This past Monday, hubby and I took a field trip. He had the day off; I took the day off, since I’m self-employed.
Originally, the plan was to walk the neighborhood. When hubby is home, he will do this with me, and we’ll spend time catching up or talking about whatever happens to come up. This time, I suggested we could get our walk in at a nearby state park. At the same time, we could scope out a couple of locations we have reservations for later in the year.
And that’s exactly what we did. We parked by one of the bathhouses as a central point and wandered around the campgrounds, the cabins, and other areas. We both got our steps in, despite a brisk wind neither of us had really thought about before driving to the lake, but it was a nice day otherwise and we didn’t let that stop us.

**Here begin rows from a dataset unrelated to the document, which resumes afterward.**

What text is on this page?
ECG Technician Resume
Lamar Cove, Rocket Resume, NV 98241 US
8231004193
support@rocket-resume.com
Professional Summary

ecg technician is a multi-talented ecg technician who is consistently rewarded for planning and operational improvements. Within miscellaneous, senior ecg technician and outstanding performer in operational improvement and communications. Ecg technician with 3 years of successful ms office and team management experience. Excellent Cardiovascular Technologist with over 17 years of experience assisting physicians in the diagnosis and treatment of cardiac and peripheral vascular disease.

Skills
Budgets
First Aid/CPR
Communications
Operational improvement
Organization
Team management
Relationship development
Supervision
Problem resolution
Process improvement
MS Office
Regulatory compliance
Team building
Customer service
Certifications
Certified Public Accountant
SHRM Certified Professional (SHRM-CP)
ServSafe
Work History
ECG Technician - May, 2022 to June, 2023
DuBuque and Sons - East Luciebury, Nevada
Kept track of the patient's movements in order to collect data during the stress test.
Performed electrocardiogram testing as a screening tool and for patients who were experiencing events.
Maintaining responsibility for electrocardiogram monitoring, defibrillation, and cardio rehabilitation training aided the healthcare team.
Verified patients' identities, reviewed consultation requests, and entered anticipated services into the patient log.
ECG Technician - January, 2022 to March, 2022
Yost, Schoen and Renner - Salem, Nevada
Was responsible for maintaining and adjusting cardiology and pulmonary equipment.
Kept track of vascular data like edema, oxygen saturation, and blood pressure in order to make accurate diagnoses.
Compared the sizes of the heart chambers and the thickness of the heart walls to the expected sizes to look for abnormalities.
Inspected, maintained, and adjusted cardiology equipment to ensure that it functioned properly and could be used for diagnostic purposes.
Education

Hubby then mentioned that it wasn’t really that long ago when we camped at the same park and I had not been able to even walk to the closest bathhouse without pain. I often jumped in our vehicle and drove myself if I really needed to go. And there I was on Monday, covering the entirety of the campground without issues. I’ll also add that the first time I stayed in a cabin there, it was at the bottom of roughly 100 steps; I had to tote my stuff up and down those steps and it took forever (and a lot of heavy breathing). The steps are half-height, which helps, but back then, I still had to take rest breaks several times to make it up to the top.
I didn’t get from one point to the other overnight, obviously. It has taken years of sticking to it, adding or changing my routine when needed.
And yet, when I recently had to reassess my commitment to not only getting back to where I was in this journey, but to reaching the point I’ve been focused on, I had to face that my brain still wants to default to thoughts of all or nothing. Recognizing those thoughts helps me curb them, because all or nothing is a bad way to look at any journey, whether it’s weight loss, working on a project, improving skills, achieving the next level.
That thought process might go something like this: I’ve already eaten that bad thing today, so I might as well just eat all of the bad things and start over tomorrow. Or I don’t really feel like walking, today, so I’m just not gonna do any exercise at all.
Taking one day at a time doesn’t mean discounting the sections of that day. If I eat something that’s bad for me, then eating clean the rest of the day matters. After all, way back when I started this journey, I started with the fake it until you make it idea because I really just didn’t feel like wanting to make lifetime changes. I started in small increments, and 200+ pounds later, I should always remember that small increments matter. When I started walking, again, I started by simply walking around my backyard. Now, walking a few miles is no big deal, but believing that if I can’t get my goal of steps in means I shouldn’t bother walking at all, once again discounts the increments I used to get there in the first place.
You do what you can, when you can. That’s what makes a difference. All or nothing may be my default thought process, but it doesn’t have to take over everything else.
Until I am done backtracking my journey and heading in the direction I want, I’m all in, but not for nothing!